Many of his Dome Industrial Park neighbors sold years ago. On his block at Eighth Avenue S and 23rd Street, next to the roar of Interstate 275, just three parcels remain private — on the city's to-do list.
It has been a decade since the city won federal loans and grants that formed the backbone of a $7.5 million project to attract 600 jobs to Midtown's industrial core near I-275.
At the time, officials said land would be purchased in 15 months, and the project booming with private investment within three years.
Instead, a 21-acre pilot site was sold in 2007 to the Department of Labor for a public Job Corps training center — yet to open — while a second attempt to collect land to lure private employers creaks slowly onward.
"One day you think you're done, then you start all over," said Bruce Grimes, real estate director for the city.
The purchase of Panier's house was one more complicated deal in a redevelopment process bedeviled with details.
The idea is simple. Buy up small parcels with old, sometimes dilapidated buildings and narrow brick roads. Knock down the old stuff and upgrade with wide streets and industrial-strength water, sewer and lighting. Welcome big employers with sweet deals on freshly assembled property, plus a smorgasbord of incentives, and watch jobs and the tax base grow.

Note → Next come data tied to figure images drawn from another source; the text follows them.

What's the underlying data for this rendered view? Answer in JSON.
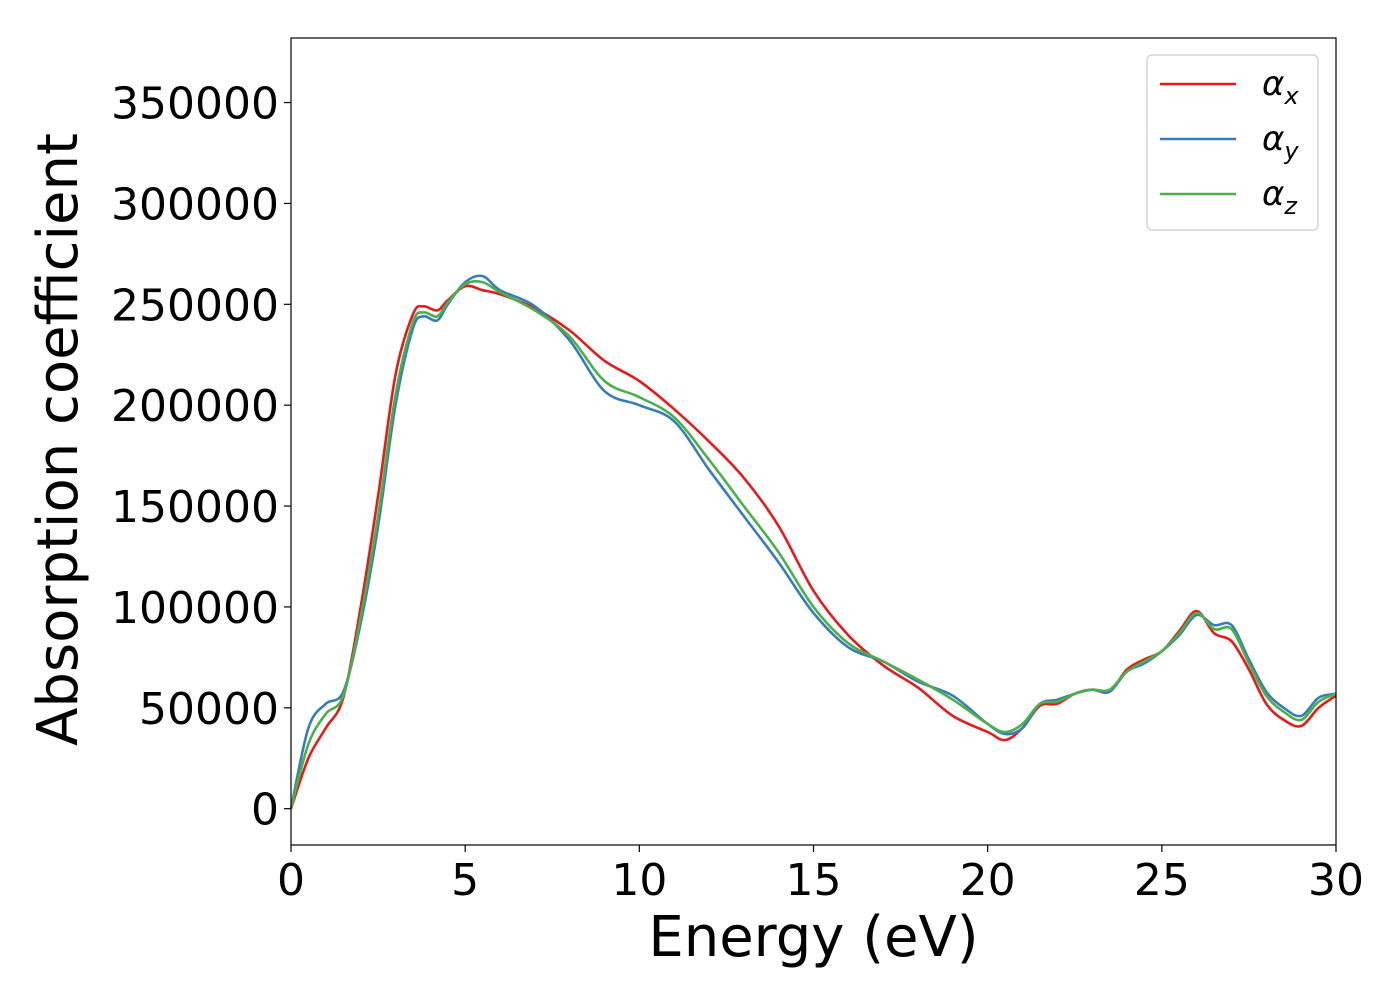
{
  "chart_data": {
    "type": "line",
    "title": "",
    "xlabel": "Energy (eV)",
    "ylabel": "Absorption coefficient",
    "xlim": [
      0,
      30
    ],
    "ylim": [
      -18000,
      382000
    ],
    "xticks": [
      0,
      5,
      10,
      15,
      20,
      25,
      30
    ],
    "yticks": [
      0,
      50000,
      100000,
      150000,
      200000,
      250000,
      300000,
      350000
    ],
    "grid": false,
    "legend_position": "top-right",
    "series": [
      {
        "name": "αx",
        "legend_base": "α",
        "legend_sub": "x",
        "color": "#e41a1c",
        "x": [
          0,
          0.5,
          1.0,
          1.5,
          2.0,
          2.5,
          3.0,
          3.5,
          3.8,
          4.2,
          4.5,
          5.0,
          5.5,
          6.0,
          7.0,
          8.0,
          9.0,
          10.0,
          11.0,
          12.0,
          13.0,
          14.0,
          15.0,
          16.0,
          17.0,
          18.0,
          19.0,
          20.0,
          20.5,
          21.0,
          21.5,
          22.0,
          22.5,
          23.0,
          23.5,
          24.0,
          24.5,
          25.0,
          25.5,
          26.0,
          26.5,
          27.0,
          27.5,
          28.0,
          28.5,
          29.0,
          29.5,
          30.0
        ],
        "y": [
          0,
          25000,
          40000,
          55000,
          100000,
          155000,
          215000,
          245000,
          249000,
          247000,
          252000,
          259000,
          257000,
          255000,
          248000,
          237000,
          222000,
          212000,
          198000,
          182000,
          164000,
          140000,
          108000,
          86000,
          71000,
          60000,
          46000,
          38000,
          34000,
          40000,
          51000,
          52000,
          57000,
          59000,
          58000,
          69000,
          74000,
          78000,
          88000,
          98000,
          87000,
          83000,
          69000,
          52000,
          44000,
          41000,
          50000,
          56000
        ]
      },
      {
        "name": "αy",
        "legend_base": "α",
        "legend_sub": "y",
        "color": "#377eb8",
        "x": [
          0,
          0.5,
          1.0,
          1.5,
          2.0,
          2.5,
          3.0,
          3.5,
          3.8,
          4.2,
          4.5,
          5.0,
          5.5,
          6.0,
          7.0,
          8.0,
          9.0,
          10.0,
          11.0,
          12.0,
          13.0,
          14.0,
          15.0,
          16.0,
          17.0,
          18.0,
          19.0,
          20.0,
          20.5,
          21.0,
          21.5,
          22.0,
          22.5,
          23.0,
          23.5,
          24.0,
          24.5,
          25.0,
          25.5,
          26.0,
          26.5,
          27.0,
          27.5,
          28.0,
          28.5,
          29.0,
          29.5,
          30.0
        ],
        "y": [
          0,
          40000,
          52000,
          58000,
          92000,
          140000,
          200000,
          238000,
          244000,
          242000,
          250000,
          261000,
          264000,
          257000,
          249000,
          232000,
          207000,
          200000,
          192000,
          168000,
          145000,
          122000,
          97000,
          80000,
          73000,
          63000,
          56000,
          42000,
          37000,
          40000,
          52000,
          54000,
          57000,
          59000,
          58000,
          68000,
          72000,
          78000,
          86000,
          96000,
          91000,
          91000,
          74000,
          58000,
          50000,
          46000,
          55000,
          57000
        ]
      },
      {
        "name": "αz",
        "legend_base": "α",
        "legend_sub": "z",
        "color": "#4daf4a",
        "x": [
          0,
          0.5,
          1.0,
          1.5,
          2.0,
          2.5,
          3.0,
          3.5,
          3.8,
          4.2,
          4.5,
          5.0,
          5.5,
          6.0,
          7.0,
          8.0,
          9.0,
          10.0,
          11.0,
          12.0,
          13.0,
          14.0,
          15.0,
          16.0,
          17.0,
          18.0,
          19.0,
          20.0,
          20.5,
          21.0,
          21.5,
          22.0,
          22.5,
          23.0,
          23.5,
          24.0,
          24.5,
          25.0,
          25.5,
          26.0,
          26.5,
          27.0,
          27.5,
          28.0,
          28.5,
          29.0,
          29.5,
          30.0
        ],
        "y": [
          0,
          32000,
          47000,
          56000,
          95000,
          145000,
          205000,
          241000,
          246000,
          244000,
          251000,
          260000,
          261000,
          256000,
          247000,
          234000,
          212000,
          204000,
          194000,
          173000,
          150000,
          127000,
          100000,
          82000,
          73000,
          64000,
          54000,
          42000,
          38000,
          42000,
          52000,
          53000,
          57000,
          59000,
          59000,
          68000,
          73000,
          78000,
          87000,
          97000,
          89000,
          89000,
          72000,
          56000,
          48000,
          44000,
          53000,
          57000
        ]
      }
    ]
  }
}
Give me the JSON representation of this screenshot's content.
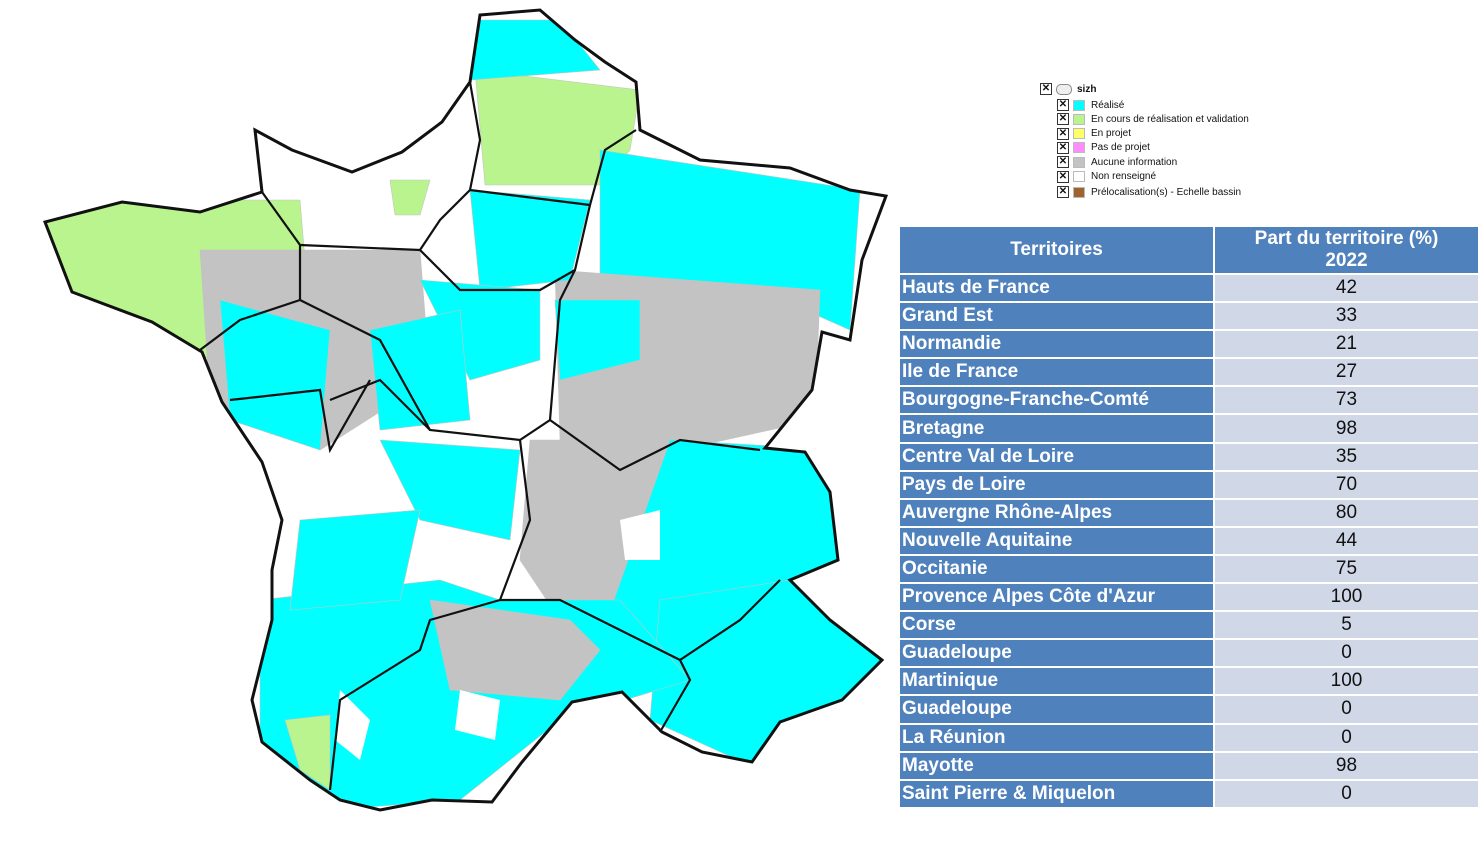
{
  "legend": {
    "title": "sizh",
    "items": [
      {
        "label": "Réalisé",
        "color": "#00ffff"
      },
      {
        "label": "En cours de réalisation et validation",
        "color": "#b9f48e"
      },
      {
        "label": "En projet",
        "color": "#ffff66"
      },
      {
        "label": "Pas de projet",
        "color": "#ff8cff"
      },
      {
        "label": "Aucune information",
        "color": "#c3c3c3"
      },
      {
        "label": "Non renseigné",
        "color": "#ffffff"
      },
      {
        "label": "Prélocalisation(s) - Echelle bassin",
        "color": "#a0622d"
      }
    ]
  },
  "table": {
    "header": {
      "territory": "Territoires",
      "share": "Part du territoire (%)",
      "year": "2022"
    },
    "rows": [
      [
        "Hauts de France",
        42
      ],
      [
        "Grand Est",
        33
      ],
      [
        "Normandie",
        21
      ],
      [
        "Ile de France",
        27
      ],
      [
        "Bourgogne-Franche-Comté",
        73
      ],
      [
        "Bretagne",
        98
      ],
      [
        "Centre Val de Loire",
        35
      ],
      [
        "Pays de Loire",
        70
      ],
      [
        "Auvergne Rhône-Alpes",
        80
      ],
      [
        "Nouvelle Aquitaine",
        44
      ],
      [
        "Occitanie",
        75
      ],
      [
        "Provence Alpes Côte d'Azur",
        100
      ],
      [
        "Corse",
        5
      ],
      [
        "Guadeloupe",
        0
      ],
      [
        "Martinique",
        100
      ],
      [
        "Guadeloupe",
        0
      ],
      [
        "La Réunion",
        0
      ],
      [
        "Mayotte",
        98
      ],
      [
        "Saint Pierre & Miquelon",
        0
      ]
    ]
  }
}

In practice, the city labored to attract private investment to its 21-acre pilot site, and it grappled with people like Panier.
After the city sold the initial acres for $2.25 million to the federal government instead of a private employer, it had to start over to attract industry. It identified 39 nearby parcels that might be assembled into big enough plots.
Officials sent letters to Panier and his neighbors. Sale of their property would be voluntary — so said the rules that came with the federal money. Eminent domain, much faster, is also more costly, in court battles and in goodwill. More than 20 parcel owners sold, costing the project nearly $4 million — more than $1 million of that from the city's general fund.
Panier, however, had lived in his house four decades. He could tell you about the teachers and doctors who used to live up the way and the drug dealers who replaced them. His buildings had their own history: a bungalow out front was built in 1925, the concrete-block apartment out back in 1957. It wasn't until the early 1980s that I-275 carved through the neighborhood.
So, sure, the house shook when a heavy truck boom-boom-boomed on the highway. Sure, the buildings were a bit "raggedy" after all these years. But the value of the place put his tax bill at zero. It was cheap, and it was home.
But as time wore on, the city's offers crept up. By the time it hit $150,000, Panier had seen another home that interested him.
He signed the paperwork in front of his house in December. Parcel 29 now belongs to the city.
But more than a month later, his rusty Impala still sits outside the bungalow. A trailer, yard equipment and debris surround the concrete-block apartment out back, some that's his, some that belongs to his brother Frank.
Frank Panier, 56, was another issue altogether. His brother had signed a document saying he lived on the property alone. But as city officials tell it, a few days after the sale, Frank showed up. His driver's license and other records showed he had been living at the address. So the city will also pay more than $7,000 to get him into an apartment. He still needs to move his stuff.
Because the buildings will simply be knocked down, Grimes has offered the pair until the middle of this month to clear out.
Three of Panier's former neighbors still won't sell. Donna Morgan, 46, lives with her 71-year-old father, James Morgan, in a tidy blue bungalow. Like Panier, James Morgan has lived there for decades. Donna Morgan says she moved in about five years ago to help out after her grandfather died.
She's not sure if city officials drop by — she works 80 hours a week in two jobs, as a dry cleaner and a housekeeper. But she says her father won't move. Why uproot now, at his age?
Especially when it's hard for her to see the benefits of work by city officials.
"They'll start something, but they don't finish," she said.
The Job Corps center was to employ some of her friends, but the Department of Labor's latest estimate for its opening is June. It's supposed to have jobs for 120, not the 600 industrial positions once planned.
Off Panier's block, other Dome Industrial Park parcel owners also hold out. Grimes and his staff wonder if demolishing buildings now owned by the city will remind them that change is coming.
"Things really do happen," Grimes said. "They may not happen on somebody's time frame, but they do happen."